IFP bemoans ‘frivolous’ amendments to Covid-19 regulations

Velenkosini Hlabisa. Picture: IFP
Velenkosini Hlabisa. Picture: IFP

On Friday, the IFP criticised the government for relaxing regulations aimed at limiting the spread of Covid-19, saying its mixed messages have caused panic and anxiety in SA.

The criticism comes after co-operative governance and traditional affairs minister Nkosazana Dlamini-Zuma threw informal food traders a lifeline on Thursday night, saying they would be allowed to trade again, provided they obtain a permit from their local municipality.

On Wednesday, transport minister Fikile Mbalula moved to relax the strict regulations in the public-transport sector during the coronavirus lockdown, allowing minibus taxis to carry full passenger loads if passengers are wearing masks.

He also announced changes to operating times, with minibus taxis now permitted to operate from 5am until 10am (previously 9am), and from 4pm to 9pm (previously 8pm). However, he backtracked on Thursday morning, saying transport vehicles must reduce the number of maximum passengers to 70% of the licensed capacity.

Mbalula announced the amendments following recent meetings with the national leadership of the SA National Taxi Council (Santaco), SA’s largest taxi organisation, and the National Taxi Alliance (NTA), on the socio-economic effect Covid-19 is having on the industry that transports 16.5-million passengers a day.

Adding to the confusion, on Thursday the government clashed with the DA-led Western Cape provincial administration after the latter said it had obtained a legal opinion that tobacco products could be purchased within a “certain framework”. Cabinet ministers rubbished the opinion saying the sale of cigarettes and other tobacco products were banned nationally.

“The IFP expresses grave displeasure at the government’s reported changes to the lockdown regulations just seven days in,” said IFP president Velenkosini Hlabisa on Friday.
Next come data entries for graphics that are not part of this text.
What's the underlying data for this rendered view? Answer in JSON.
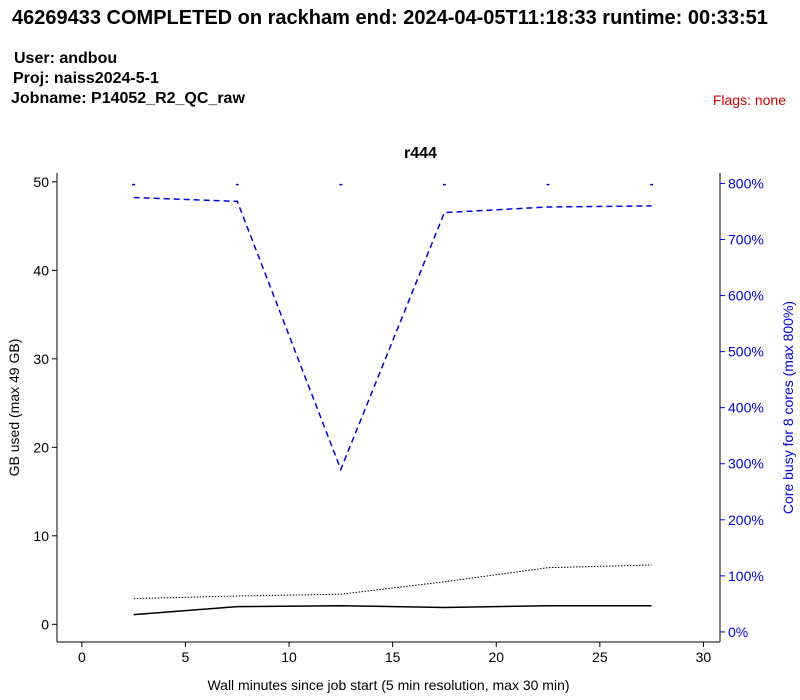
{
  "header": {
    "title": "46269433 COMPLETED on rackham  end: 2024-04-05T11:18:33  runtime: 00:33:51",
    "user": "User: andbou",
    "proj": "Proj: naiss2024-5-1",
    "jobname": "Jobname: P14052_R2_QC_raw",
    "flags": "Flags: none"
  },
  "colors": {
    "axis": "#000000",
    "core_busy": "#0000dd",
    "memory_used": "#000000",
    "flags": "#cc0000"
  },
  "chart_data": {
    "type": "line",
    "title": "r444",
    "xlabel": "Wall minutes since job start (5 min resolution, max 30 min)",
    "ylabel_left": "GB used (max 49 GB)",
    "ylabel_right": "Core busy for 8 cores (max 800%)",
    "xlim": [
      -1.2,
      30.8
    ],
    "ylim_left": [
      -2,
      51
    ],
    "ylim_right": [
      -18,
      818.7
    ],
    "x_ticks": [
      0,
      5,
      10,
      15,
      20,
      25,
      30
    ],
    "y_ticks_left": [
      0,
      10,
      20,
      30,
      40,
      50
    ],
    "y_ticks_right": [
      0,
      100,
      200,
      300,
      400,
      500,
      600,
      700,
      800
    ],
    "y_ticks_right_labels": [
      "0%",
      "100%",
      "200%",
      "300%",
      "400%",
      "500%",
      "600%",
      "700%",
      "800%"
    ],
    "grid": false,
    "x": [
      2.5,
      7.5,
      12.5,
      17.5,
      22.5,
      27.5
    ],
    "series": [
      {
        "axis": "left",
        "style": "solid",
        "values": [
          1.1,
          2.0,
          2.1,
          1.9,
          2.1,
          2.1
        ]
      },
      {
        "axis": "left",
        "style": "dotted",
        "values": [
          2.9,
          3.2,
          3.4,
          4.8,
          6.4,
          6.7
        ]
      },
      {
        "axis": "right",
        "style": "dashed",
        "values": [
          775,
          768,
          290,
          748,
          758,
          760
        ]
      },
      {
        "axis": "right",
        "style": "markers",
        "values": [
          798,
          798,
          798,
          798,
          798,
          798
        ]
      }
    ]
  }
}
He called on the government to not “kowtow to industries for monetary gain when lives are placed at greater risk and with very little information on how the lockdown is slowing down the transmission of Covid-19”.

“The recent announcements by the ministers — following the National Command Council and the government’s published, amended regulations about the state of disaster — are causing mass confusion across the country.”​

Decisive action means that “regulations cannot be bent and modeled according to the needs of industries”, said Hlabisa, warning that if the government changes lockdown regulations weekly, “we run the risk of merely fighting compliance to the regulations and buy-in from South Africans”.  
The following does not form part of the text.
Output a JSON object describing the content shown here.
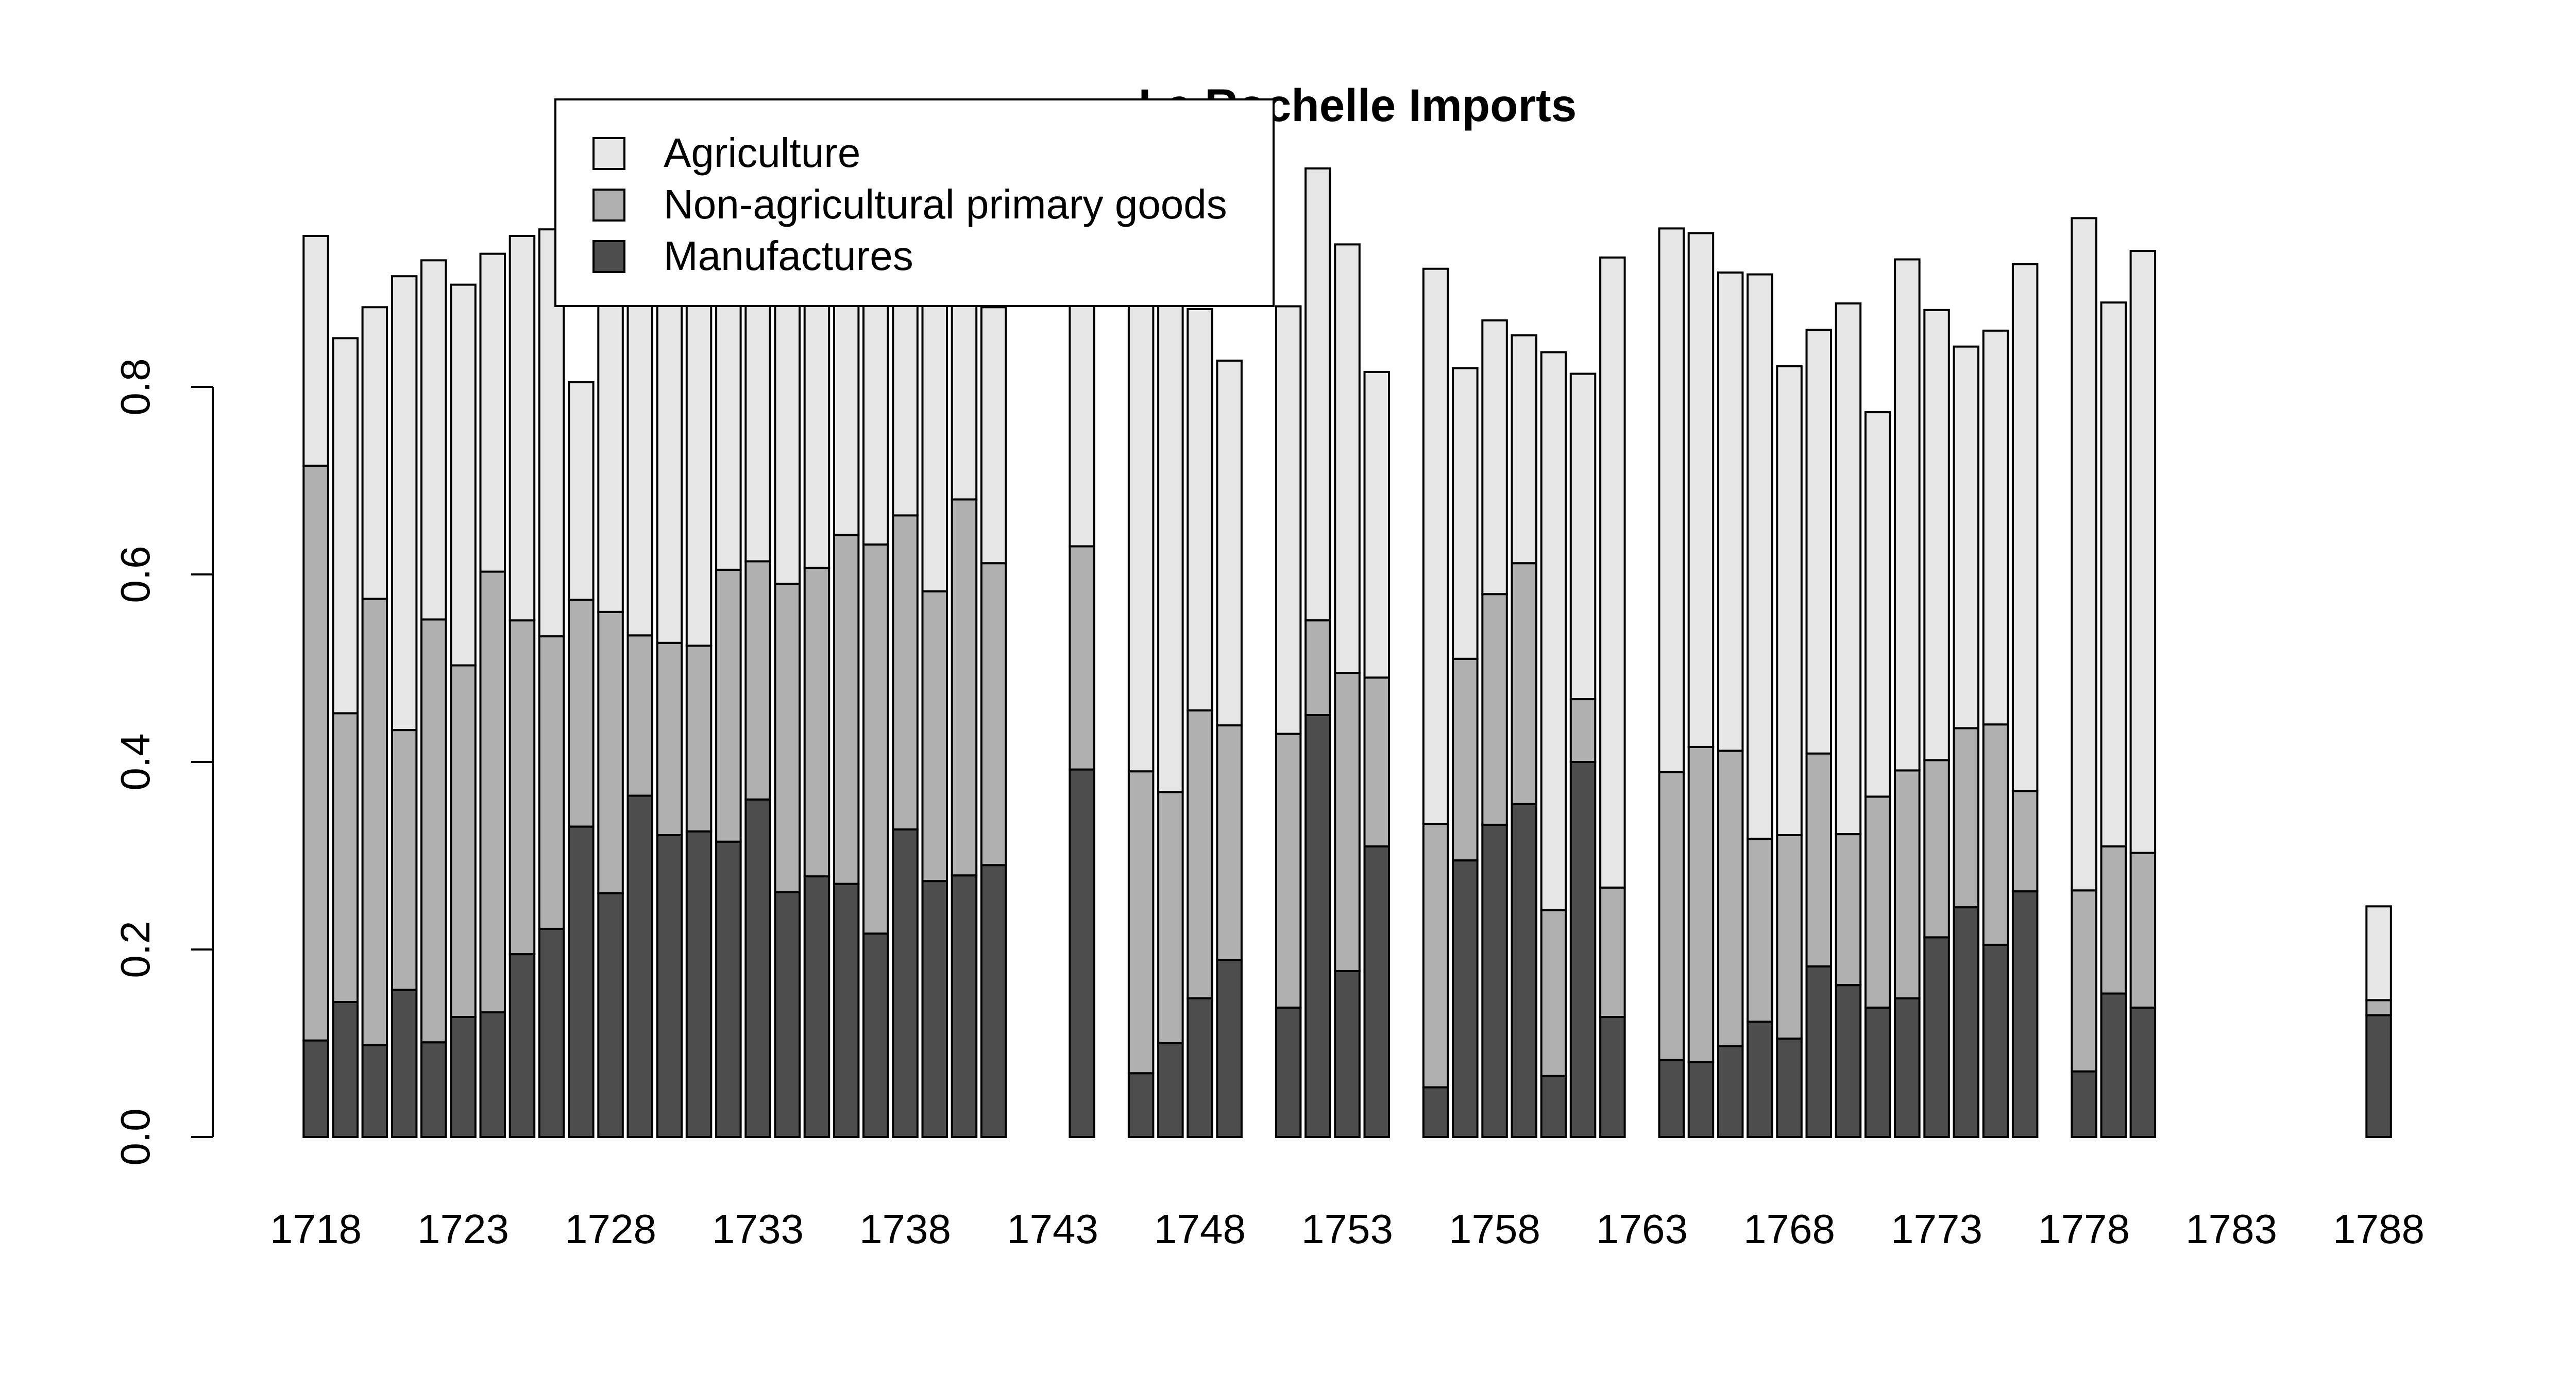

“We support the government in taking firm action but we call on the ministers within the National Command Council to stick to the regulations as gazetted and to refrain from making frivolous changes.”

On Monday, President Cyril Ramaphosa told the nation that the government would roll out a large-scale screening, testing, tracing and medical management programme to help contain the spread of the coronavirus. He said about 10,000 field workers will be visiting homes in villages, towns and cities to screen residents for Covid-19 symptoms.

Covid-19 has infected more than 1,400 people in the country and resulted in five deaths so far.